Nuri Bilge Ceylan ve Zeki Demirkubuz ile kıyaslanıyorum... Selim Evci Medyatava'ya konuştu

Yönetmen ve senarist Selim Evci’nin dördüncü uzun metraj filmi Savrulan Zaman, 23 Ekim'de Boğaziçi Film Festivali kapsamında Atlas Sinema’sında izleyiciyle buluşacak. Başrolünde Selim Evci ve Özge Gürel’in yer aldığı film, modern zamanda insanın içsel çatışmalarını ve arayışlarını ilişkiler üzerinden ele alıyor. Festivallerdeki yolculuğu devam eden filmin yönetmeni Antalya'daki sonuçlar için "Jüriye kırgınlık diye bir şey olmaz çünkü bu bir yarışma, subjektif bir değerlendirme" dedi.

Google Haberlere Abone ol
Medyatava Özel Nuri Bilge Ceylan ve Zeki Demirkubuz ile kıyaslanıyorum... Selim Evci Medyatava'ya konuştu

GİZEM ERTÜRK / MEDYATAVA

Yönetmen ve senarist Selim Evci’nin dördüncü uzun metraj filmi Savrulan Zamanı MedyaTava'ya değerlendirdi. Evci Altın Portakal için de çarpıcı ifadeler kullandı.

Öncelikle tebrikler. Çok uzun zamandır bu film için yoğun bir mesai harcadığını biliyorum. Ne kadar sürdü hazırlık süreci ve bu fikir aklına ilk ne zaman düştü biraz süreçten bahseder misin?

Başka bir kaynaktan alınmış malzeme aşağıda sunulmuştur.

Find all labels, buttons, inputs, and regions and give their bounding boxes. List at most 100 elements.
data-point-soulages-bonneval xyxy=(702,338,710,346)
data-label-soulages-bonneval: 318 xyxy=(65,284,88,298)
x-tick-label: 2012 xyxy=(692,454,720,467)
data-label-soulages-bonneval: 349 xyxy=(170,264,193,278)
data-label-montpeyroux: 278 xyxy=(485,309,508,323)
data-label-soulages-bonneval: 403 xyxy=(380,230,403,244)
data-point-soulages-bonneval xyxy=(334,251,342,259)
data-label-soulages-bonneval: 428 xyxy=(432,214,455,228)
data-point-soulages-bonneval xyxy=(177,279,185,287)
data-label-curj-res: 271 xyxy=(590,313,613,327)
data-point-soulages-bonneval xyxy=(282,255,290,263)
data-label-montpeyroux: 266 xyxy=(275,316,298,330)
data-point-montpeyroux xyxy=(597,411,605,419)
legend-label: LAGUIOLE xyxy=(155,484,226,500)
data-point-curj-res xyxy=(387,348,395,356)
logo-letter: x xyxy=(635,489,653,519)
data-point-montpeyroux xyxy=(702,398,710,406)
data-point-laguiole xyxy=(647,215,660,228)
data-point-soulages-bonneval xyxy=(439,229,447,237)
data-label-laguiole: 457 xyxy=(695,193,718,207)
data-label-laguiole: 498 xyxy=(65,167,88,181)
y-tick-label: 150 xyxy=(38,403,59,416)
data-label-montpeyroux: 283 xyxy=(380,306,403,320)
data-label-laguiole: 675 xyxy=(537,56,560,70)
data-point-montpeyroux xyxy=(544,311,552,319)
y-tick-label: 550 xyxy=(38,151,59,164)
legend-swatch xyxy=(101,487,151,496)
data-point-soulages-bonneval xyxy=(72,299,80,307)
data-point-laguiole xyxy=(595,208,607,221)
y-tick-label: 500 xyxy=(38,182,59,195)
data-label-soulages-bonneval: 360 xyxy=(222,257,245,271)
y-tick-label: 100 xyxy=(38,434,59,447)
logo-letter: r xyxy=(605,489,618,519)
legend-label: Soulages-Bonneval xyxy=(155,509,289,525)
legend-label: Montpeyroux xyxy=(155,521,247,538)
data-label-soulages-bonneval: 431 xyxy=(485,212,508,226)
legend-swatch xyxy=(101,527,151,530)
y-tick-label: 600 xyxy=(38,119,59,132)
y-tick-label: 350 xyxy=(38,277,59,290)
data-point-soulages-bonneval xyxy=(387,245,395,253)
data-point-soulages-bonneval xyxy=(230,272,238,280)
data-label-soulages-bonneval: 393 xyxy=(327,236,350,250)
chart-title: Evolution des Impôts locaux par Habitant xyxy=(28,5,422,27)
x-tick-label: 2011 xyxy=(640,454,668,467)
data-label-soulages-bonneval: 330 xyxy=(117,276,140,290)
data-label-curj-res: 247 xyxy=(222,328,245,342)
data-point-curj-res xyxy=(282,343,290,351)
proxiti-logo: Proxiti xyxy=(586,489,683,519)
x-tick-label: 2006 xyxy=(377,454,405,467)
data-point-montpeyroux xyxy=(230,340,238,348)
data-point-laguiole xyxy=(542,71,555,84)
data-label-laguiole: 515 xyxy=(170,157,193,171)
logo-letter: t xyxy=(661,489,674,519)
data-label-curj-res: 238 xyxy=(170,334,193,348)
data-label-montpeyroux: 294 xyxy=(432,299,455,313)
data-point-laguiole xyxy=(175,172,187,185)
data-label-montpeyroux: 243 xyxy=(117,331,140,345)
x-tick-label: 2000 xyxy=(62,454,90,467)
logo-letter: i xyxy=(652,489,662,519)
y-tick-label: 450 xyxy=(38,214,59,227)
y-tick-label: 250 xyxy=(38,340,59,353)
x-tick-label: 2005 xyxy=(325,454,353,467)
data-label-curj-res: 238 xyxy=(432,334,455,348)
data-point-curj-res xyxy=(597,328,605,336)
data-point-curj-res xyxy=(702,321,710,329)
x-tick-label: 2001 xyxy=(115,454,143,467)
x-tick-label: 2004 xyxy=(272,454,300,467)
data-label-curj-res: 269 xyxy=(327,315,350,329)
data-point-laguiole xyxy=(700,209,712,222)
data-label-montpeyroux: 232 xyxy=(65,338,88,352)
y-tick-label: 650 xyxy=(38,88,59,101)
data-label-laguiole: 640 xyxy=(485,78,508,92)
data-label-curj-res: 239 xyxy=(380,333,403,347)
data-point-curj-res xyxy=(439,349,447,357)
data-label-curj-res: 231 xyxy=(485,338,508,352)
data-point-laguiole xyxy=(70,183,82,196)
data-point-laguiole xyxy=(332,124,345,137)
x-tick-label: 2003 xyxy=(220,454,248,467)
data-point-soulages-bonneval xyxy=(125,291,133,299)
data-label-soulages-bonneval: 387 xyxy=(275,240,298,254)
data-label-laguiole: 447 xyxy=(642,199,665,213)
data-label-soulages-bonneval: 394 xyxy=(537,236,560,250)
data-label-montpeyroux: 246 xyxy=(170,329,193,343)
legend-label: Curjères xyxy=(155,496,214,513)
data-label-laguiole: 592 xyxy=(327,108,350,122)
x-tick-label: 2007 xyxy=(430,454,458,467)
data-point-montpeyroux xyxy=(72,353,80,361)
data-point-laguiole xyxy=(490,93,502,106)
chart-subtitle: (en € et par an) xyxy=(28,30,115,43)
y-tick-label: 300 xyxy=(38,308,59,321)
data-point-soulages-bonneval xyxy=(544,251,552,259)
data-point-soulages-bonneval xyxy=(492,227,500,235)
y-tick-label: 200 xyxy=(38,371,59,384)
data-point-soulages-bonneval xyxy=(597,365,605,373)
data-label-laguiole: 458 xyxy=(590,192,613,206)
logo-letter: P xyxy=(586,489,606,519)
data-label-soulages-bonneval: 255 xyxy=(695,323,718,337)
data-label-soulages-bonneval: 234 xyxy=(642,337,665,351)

Yazım sürecinden başlarsak üç yıl sürdü. Aslında biraz kar yağmasını bekledik çünkü filmde karlı sahneler vardı. Ama bakanlık desteği olduktan sonra bir uluslararası yapı kurmayı yani ortak aramayı beklemeden hemen çekimlere başladım. Çünkü bir an önce çekmek istiyordum. Kar da yağmıştı iki sene önce. Fakat sonrasında o karlı sahnelerin dışında yaptığım ön hazırlıklar, oyuncu seçimleri uzun sürdü. Beklediğim gibi hızlı geçmedi. Ve kurgu süreci de uzun sürdü. Toplamda 3 yıl gibi bir sürede film ortaya çıktı.

SİNEMADA ÇOK BELİRGİN, KÖŞELİ KARAKTERLERİ SEVMİYORUM

Filmin, Antalya'daki gösterimi sonrası seyirciden gelen tepkileri nasıl buldun? Daha çok hangi noktalar onlara ilginç gelmişti?

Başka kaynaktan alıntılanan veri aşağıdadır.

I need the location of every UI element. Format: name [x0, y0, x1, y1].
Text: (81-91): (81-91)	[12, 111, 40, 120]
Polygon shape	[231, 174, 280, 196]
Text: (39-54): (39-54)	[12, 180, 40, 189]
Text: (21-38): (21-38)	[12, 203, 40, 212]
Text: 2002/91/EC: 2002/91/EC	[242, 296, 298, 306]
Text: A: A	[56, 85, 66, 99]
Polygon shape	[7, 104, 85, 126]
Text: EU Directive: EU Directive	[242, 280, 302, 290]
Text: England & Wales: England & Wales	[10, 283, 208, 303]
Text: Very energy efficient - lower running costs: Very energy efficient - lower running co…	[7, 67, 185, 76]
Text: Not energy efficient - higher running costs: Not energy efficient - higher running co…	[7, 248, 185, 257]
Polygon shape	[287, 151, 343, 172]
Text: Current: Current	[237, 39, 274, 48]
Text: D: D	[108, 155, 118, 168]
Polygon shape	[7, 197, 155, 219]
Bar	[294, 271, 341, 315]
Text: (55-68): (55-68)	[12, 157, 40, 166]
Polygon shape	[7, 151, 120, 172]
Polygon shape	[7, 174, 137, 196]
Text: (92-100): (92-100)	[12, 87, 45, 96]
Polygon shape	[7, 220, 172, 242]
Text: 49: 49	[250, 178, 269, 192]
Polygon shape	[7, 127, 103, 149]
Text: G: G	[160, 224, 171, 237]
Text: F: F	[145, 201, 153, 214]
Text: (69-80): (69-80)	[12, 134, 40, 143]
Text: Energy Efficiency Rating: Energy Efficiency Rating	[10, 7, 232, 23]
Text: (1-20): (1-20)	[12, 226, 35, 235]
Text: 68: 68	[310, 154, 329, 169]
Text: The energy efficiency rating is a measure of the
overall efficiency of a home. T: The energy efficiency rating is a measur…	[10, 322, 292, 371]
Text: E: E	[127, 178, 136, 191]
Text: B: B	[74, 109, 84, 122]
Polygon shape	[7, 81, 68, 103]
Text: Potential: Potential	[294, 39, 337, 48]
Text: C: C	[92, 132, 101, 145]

Antalya'da güzel bir süreç oldu. Bizim için önemliydi. İlk kez filmi gösterdik seyirciye. Filmdeki ana karakter, iyi ya da kötü gibi keskin çizgilerle tanımlanmış bir karakter değil. O yüzden karakter biraz ilginç geldi bence seyirciye. İçinde farklı duyguları barındıran daha gri bir karakter vardı karşılarında. Ama günün sonunda bir sahicilik açığa çıktı bence onların gözünde de. Hayattan bir karakter duygusu geçti. Bu yönde yorumlar ve sorular geldi. Bu çok önemsediğim bir şey. Çünkü asıl yapmak istediğim de bu. Hayattan bir kesit, hayattan bir evreyi göstermek için hayattan bir karakter oluşturmak. İçerisinde hepimizde oluğu gibi iyiliği, kötülüğü, vicdanı bazen duyarsızlık gibi duyguları barındırması. Sinemada çok belirgin karakterleri, köşeli karakterleri sevmiyorum. Yani iyilerin, kötülerin rol aldığı işler bana yapay geliyor. Hayat duygusundan uzak bir masal gibi. Seyirciyle soru cevap sonrasında da çok konuştuk. Bu tip filmlerin seyircisi çıkışta yakanıza yapışır ve bu çok sevdiğim bir durum. Felsefe, edebiyat konuştuk bazılarıyla. İşte Lermontov’dan etki olduğundan, Albert Camus'dan etki olduğundan, o yabancılaşma, yalnızlık temaları karakterin iyi kötü çizgisinde dolaştığı Lermontov'un Peçorin’i gibi. Bunları seyircinin yakalaması güzeldi. Özetle Savrulan Zaman’ı seyirciye ulaştırdık.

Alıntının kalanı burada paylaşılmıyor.